Airfield information
- Identifiers: ICAO: UKOW
- Elevation: 266 metres (873 ft) AMSL
Runways
| Direction | Length and surface |
| 13/31 | 2,470 metres (8,104 ft) Concrete |

= Voznesensk (air base) =

Air base in Mykolaiv Oblast, Ukraine

Voznesensk (Вознесенськ) is a reserve air base of the Ukrainian Air Force located near Voznesensk, Mykolaiv Oblast, Ukraine.

==History==
The 115th Guards Assault Aviation Division, the former 5th Guards, renamed by order of 10 January 1949, arrived at Voznesensk in May 1947 and was disbanded in August 1956.

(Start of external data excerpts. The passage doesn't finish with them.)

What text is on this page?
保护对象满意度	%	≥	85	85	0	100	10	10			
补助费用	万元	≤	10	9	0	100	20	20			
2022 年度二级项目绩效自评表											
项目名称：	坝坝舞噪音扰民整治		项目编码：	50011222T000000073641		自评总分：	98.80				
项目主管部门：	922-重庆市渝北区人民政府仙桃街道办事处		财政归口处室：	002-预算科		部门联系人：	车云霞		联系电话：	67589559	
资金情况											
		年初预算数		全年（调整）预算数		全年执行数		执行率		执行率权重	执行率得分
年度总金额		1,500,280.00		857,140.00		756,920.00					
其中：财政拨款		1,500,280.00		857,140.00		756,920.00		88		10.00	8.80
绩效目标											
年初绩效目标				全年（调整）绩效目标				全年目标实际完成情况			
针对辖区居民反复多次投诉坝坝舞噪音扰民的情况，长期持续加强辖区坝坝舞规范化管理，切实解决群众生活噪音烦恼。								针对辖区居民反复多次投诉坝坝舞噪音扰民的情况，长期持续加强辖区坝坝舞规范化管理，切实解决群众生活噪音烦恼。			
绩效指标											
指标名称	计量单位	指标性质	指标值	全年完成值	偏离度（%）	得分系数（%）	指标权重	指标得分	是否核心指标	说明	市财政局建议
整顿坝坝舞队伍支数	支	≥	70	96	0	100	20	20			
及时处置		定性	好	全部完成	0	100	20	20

In 1959 the 642nd Guards Fighter-Bomber Aviation Regiment arrived at the airfield from Podgorodnaya in Odesa Oblast. In 1988 the regiment became a Fighter Aviation Regiment equipped with the Mikoyan MiG-29 "Fulcrum."

By the time of the Fall of the Soviet Union the regiment was part of the 5th Air Army. In 1992 the personnel of the 642nd Guards Fighter Aviation Regiment took the Oath of Allegiance to the People of Ukraine.